Magrit Stocker first laid eyes on the original Minnamurra school and residence in 1966.
She would then spend more than 25 years living in the Kiama municipality before work took her back to Sydney, but she didn't forget the old schoolhouse.
When she retired and returned to the South Coast in 1997, with partner Bill Cornue, the property was for sale.
"I keep saying it is a heart decision not a head decision," Ms Stocker said.
"It was one of those places I always loved."
At the time the property belonged to Andrew Arthur, who owned some of the terrace houses in Kiama.
"He rented the school and cottage as two separate dwellings and we made it into one home," Ms Stocker said.
"The old school building is like the family room because the house is very small."
The heritage-listed school house and residence opened in 1883. It was designed by the NSW Government architect, W.A. Kemp.

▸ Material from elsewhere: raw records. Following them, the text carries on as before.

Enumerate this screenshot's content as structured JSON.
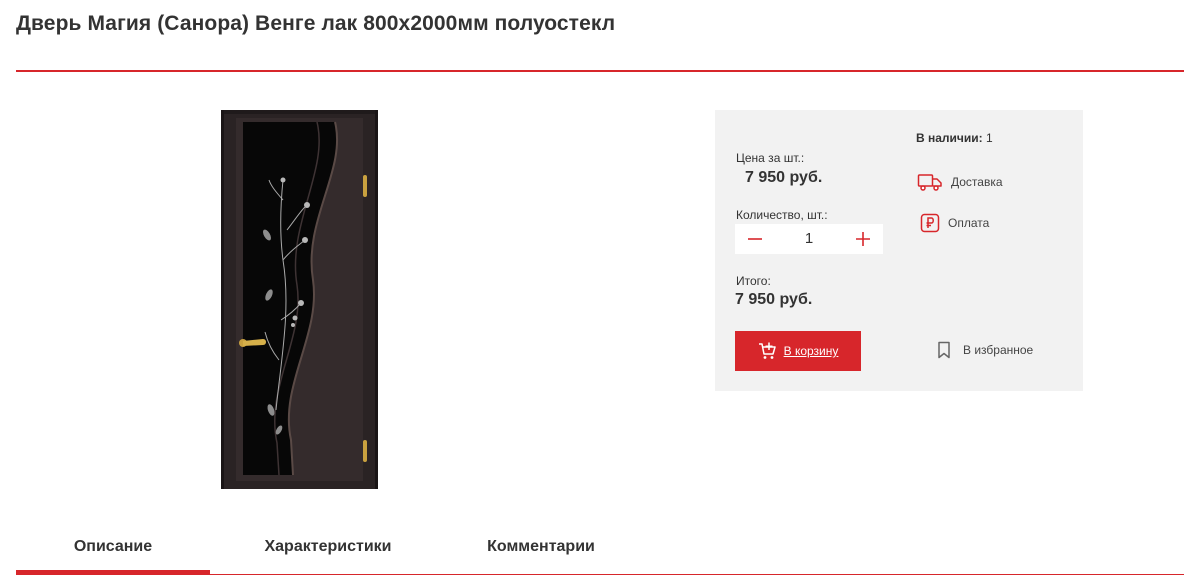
{
  "product": {
    "title": "Дверь Магия (Санора) Венге лак 800х2000мм полуостекл"
  },
  "buy_box": {
    "price_label": "Цена за шт.:",
    "price_value": "7 950 руб.",
    "quantity_label": "Количество, шт.:",
    "quantity_value": "1",
    "total_label": "Итого:",
    "total_value": "7 950 руб.",
    "cart_button_label": "В корзину",
    "stock_label": "В наличии:",
    "stock_value": "1",
    "delivery_label": "Доставка",
    "payment_label": "Оплата",
    "favorite_label": "В избранное"
  },
  "tabs": [
    {
      "label": "Описание",
      "active": true
    },
    {
      "label": "Характеристики",
      "active": false
    },
    {
      "label": "Комментарии",
      "active": false
    }
  ],
  "colors": {
    "accent": "#d7262b",
    "panel_background": "#f2f2f2",
    "text": "#333333",
    "door_wenge": "#2a2324"
  },
  "icons": {
    "cart": "cart-plus-icon",
    "delivery": "truck-icon",
    "payment": "ruble-icon",
    "favorite": "bookmark-icon",
    "minus": "minus-icon",
    "plus": "plus-icon"
  }
}
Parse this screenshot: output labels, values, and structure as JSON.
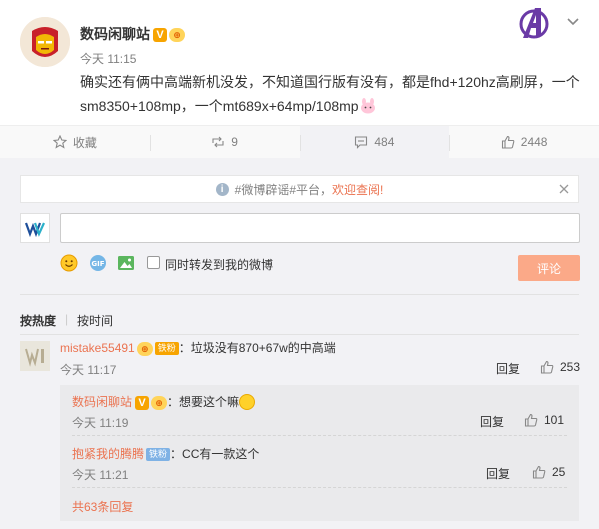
{
  "post": {
    "author": "数码闲聊站",
    "verified_badge": "V",
    "medal_badge": "⊕",
    "time": "今天 11:15",
    "text": "确实还有俩中高端新机没发，不知道国行版有没有，都是fhd+120hz高刷屏，一个sm8350+108mp，一个mt689x+64mp/108mp"
  },
  "actions": {
    "favorite_label": "收藏",
    "repost_count": "9",
    "comment_count": "484",
    "like_count": "2448"
  },
  "notice": {
    "info_icon": "i",
    "topic": "#微博辟谣#平台，",
    "welcome": "欢迎查阅!"
  },
  "composer": {
    "placeholder": "",
    "repost_label": "同时转发到我的微博",
    "submit_label": "评论"
  },
  "sort": {
    "hot_label": "按热度",
    "separator": "|",
    "time_label": "按时间"
  },
  "comments": [
    {
      "user": "mistake55491",
      "badge": "铁粉",
      "text": "：垃圾没有870+67w的中高端",
      "time": "今天 11:17",
      "reply_label": "回复",
      "likes": "253",
      "replies": [
        {
          "user": "数码闲聊站",
          "verified": "V",
          "text": "：想要这个嘛",
          "time": "今天 11:19",
          "reply_label": "回复",
          "likes": "101"
        },
        {
          "user": "抱紧我的腾腾",
          "badge": "铁粉",
          "text": "：CC有一款这个",
          "time": "今天 11:21",
          "reply_label": "回复",
          "likes": "25"
        }
      ],
      "more_replies": "共63条回复"
    }
  ],
  "colors": {
    "accent": "#eb7350",
    "submit_disabled": "#fba988",
    "muted": "#808080",
    "panel": "#f2f2f5"
  },
  "icons": [
    "avenger-logo-icon",
    "chevron-down-icon",
    "star-icon",
    "repost-icon",
    "comment-icon",
    "like-icon",
    "info-icon",
    "close-icon",
    "emoji-icon",
    "gif-icon",
    "image-icon"
  ]
}
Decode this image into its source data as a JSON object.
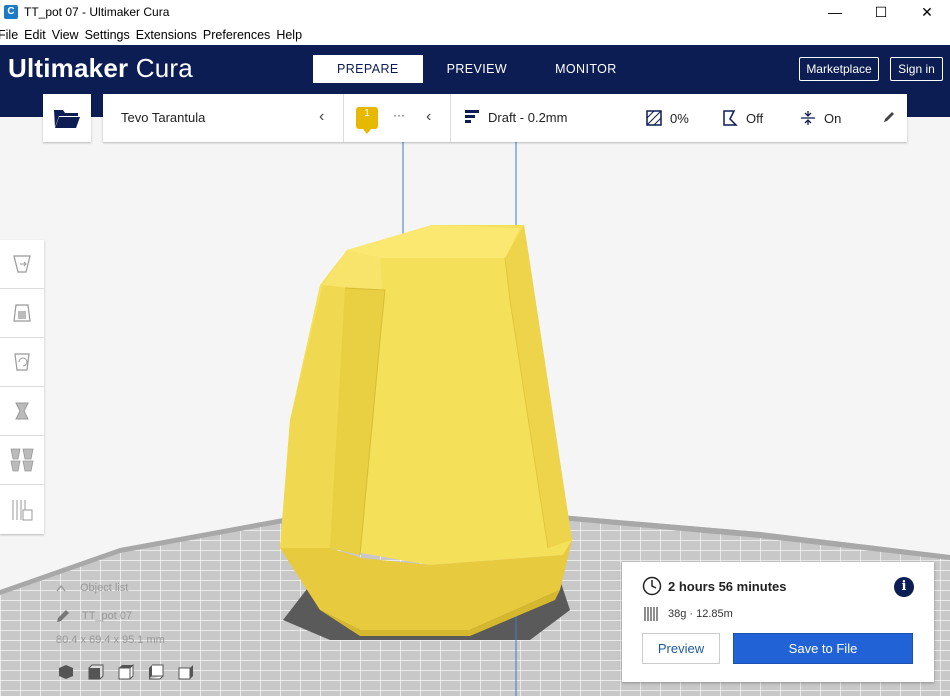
{
  "window": {
    "title": "TT_pot 07 - Ultimaker Cura",
    "app_icon_letter": "C",
    "minimize": "—",
    "maximize": "☐",
    "close": "✕"
  },
  "menu": [
    "File",
    "Edit",
    "View",
    "Settings",
    "Extensions",
    "Preferences",
    "Help"
  ],
  "header": {
    "brand_bold": "Ultimaker",
    "brand_light": "Cura",
    "tabs": [
      {
        "label": "PREPARE",
        "active": true
      },
      {
        "label": "PREVIEW",
        "active": false
      },
      {
        "label": "MONITOR",
        "active": false
      }
    ],
    "marketplace_label": "Marketplace",
    "signin_label": "Sign in",
    "bg_color": "#0b1d53"
  },
  "toolbar": {
    "printer_name": "Tevo Tarantula",
    "material_count": "1",
    "material_more": "···",
    "profile": "Draft - 0.2mm",
    "infill": "0%",
    "support": "Off",
    "adhesion": "On"
  },
  "left_tools": [
    "move-tool",
    "scale-tool",
    "rotate-tool",
    "mirror-tool",
    "per-model-settings-tool",
    "support-blocker-tool"
  ],
  "object_list": {
    "label": "Object list",
    "object_name": "TT_pot 07",
    "dimensions": "80.4 x 69.4 x 95.1 mm"
  },
  "print_info": {
    "time": "2 hours 56 minutes",
    "material": "38g · 12.85m",
    "info_glyph": "i",
    "preview_label": "Preview",
    "save_label": "Save to File"
  },
  "colors": {
    "model": "#f5e05a",
    "accent": "#2163d7",
    "material_badge": "#e6b800"
  }
}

At the time, the school had one teacher, assisted by two pupil teachers, a sewing teacher and up to 84 students.
It was originally known as The Peterborough School, but this name was changed in the mid-1880s to The Minnamurra School.

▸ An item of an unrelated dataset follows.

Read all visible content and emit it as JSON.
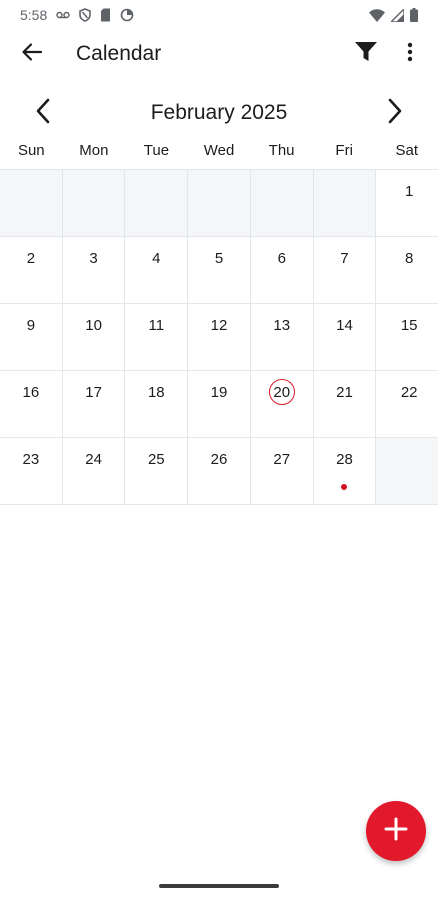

The schoolhouse is a Victorian Gothic building and the neighbouring residence is in a symmetrical Georgian style.
Both buildings are constructed of local bluestone - twin-wall rubble-filled, with sandstone used for corners and chimneys.

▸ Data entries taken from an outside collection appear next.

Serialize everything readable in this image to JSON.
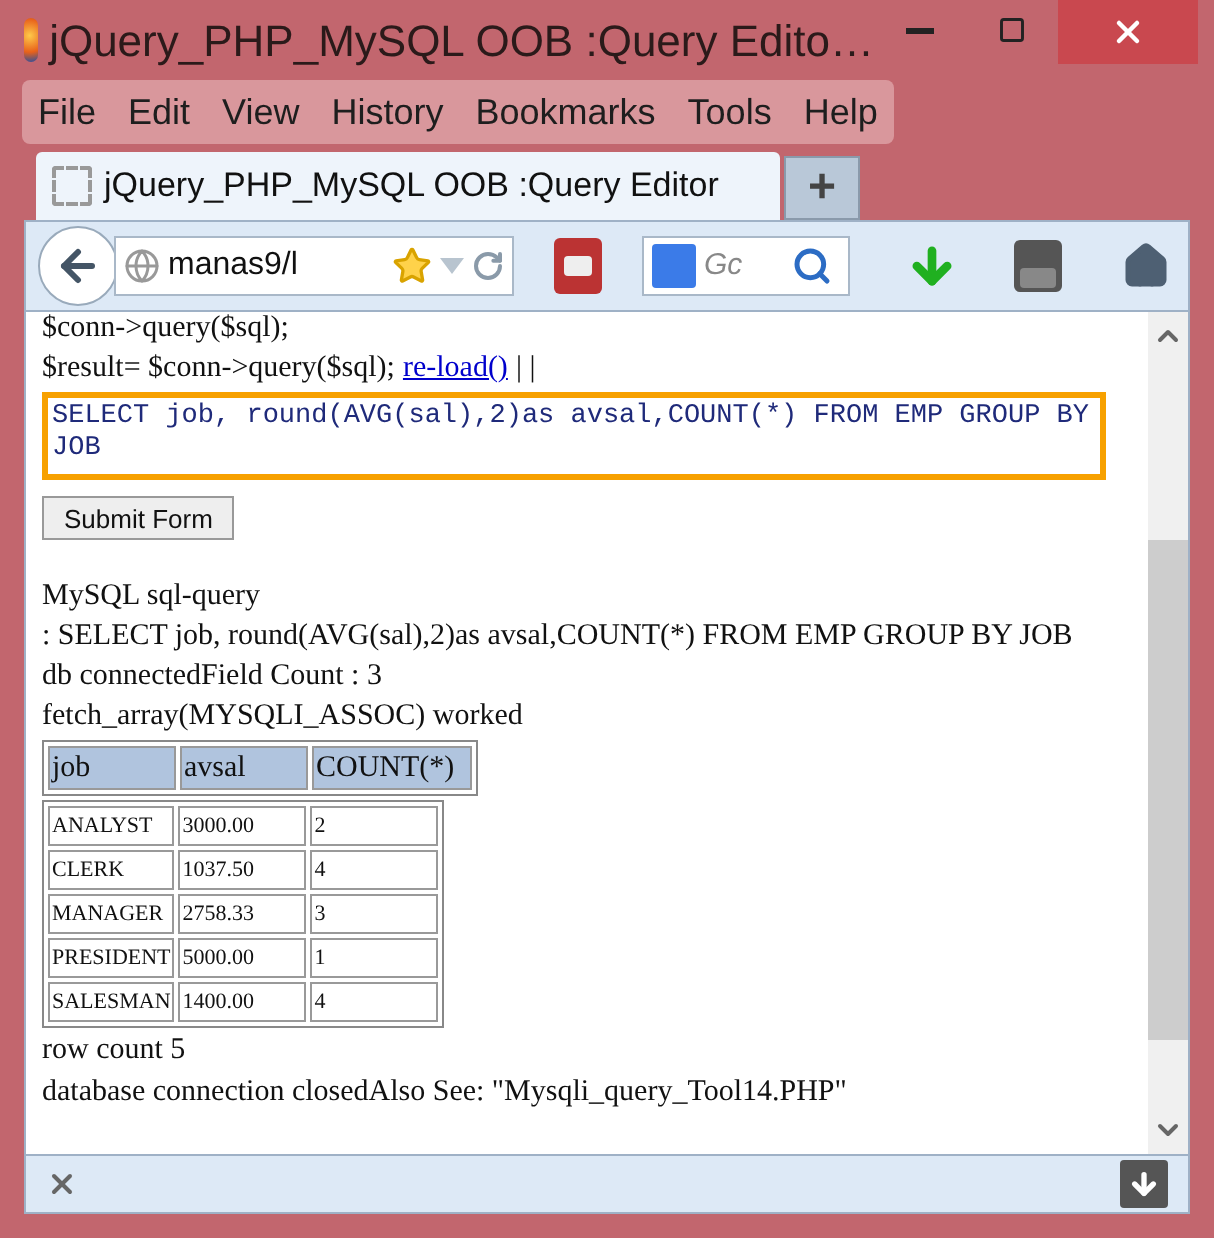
{
  "window": {
    "title": "jQuery_PHP_MySQL OOB :Query Edito…"
  },
  "menu": [
    "File",
    "Edit",
    "View",
    "History",
    "Bookmarks",
    "Tools",
    "Help"
  ],
  "tabs": [
    {
      "label": "jQuery_PHP_MySQL OOB :Query Editor",
      "selected": true
    }
  ],
  "new_tab": "+",
  "toolbar": {
    "url": "manas9/l",
    "search": {
      "placeholder": "Gc"
    }
  },
  "page": {
    "code_line": "$conn->query($sql);",
    "result_line": "$result= $conn->query($sql);",
    "link": "re-load()",
    "separator": "| |",
    "query": "SELECT job, round(AVG(sal),2)as avsal,COUNT(*) FROM EMP GROUP BY JOB",
    "submit": "Submit Form",
    "output": [
      "MySQL sql-query",
      ": SELECT job, round(AVG(sal),2)as avsal,COUNT(*) FROM EMP GROUP BY JOB",
      "db connectedField Count : 3",
      "fetch_array(MYSQLI_ASSOC) worked"
    ],
    "table": {
      "columns": [
        "job",
        "avsal",
        "COUNT(*)"
      ],
      "rows": [
        [
          "ANALYST",
          "3000.00",
          "2"
        ],
        [
          "CLERK",
          "1037.50",
          "4"
        ],
        [
          "MANAGER",
          "2758.33",
          "3"
        ],
        [
          "PRESIDENT",
          "5000.00",
          "1"
        ],
        [
          "SALESMAN",
          "1400.00",
          "4"
        ]
      ]
    },
    "footer": [
      "row count 5",
      "database connection closedAlso See: \"Mysqli_query_Tool14.PHP\""
    ]
  }
}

The school closed in 1907 due to falling enrolments.
The Department of Education actually called for tenders for demolition of the school in 1938.
"Luckily, no tenders were received," Ms Stocker said.
Previous owners began restorations in the 1970s.
Ms Stocker said living in a heritage-listed building did have challenges with maintenance - as did keeping up an impressive garden, which includes two large fig trees.
"It is busy ... I enjoy the physical exercise. I jokingly say this is my gym and I never have to pay gym membership.
"People ask me which building I live in. I say I live in all of them - it is my own retirement village.
"For my grandsons growing up it is a wonderful place and provides all those occasions where they can test themselves out in a relatively safe environment."
Ms Stocker said while Swamp Road was still a rural area, people who lived there could easily take advantage of the nearby facilities. "You have the best of both worlds ... the neighbourhood is wonderful.
"The best thing about living here is the ambience.
"I like living somewhere that is very unusual, and living somewhere that keeps me occupied."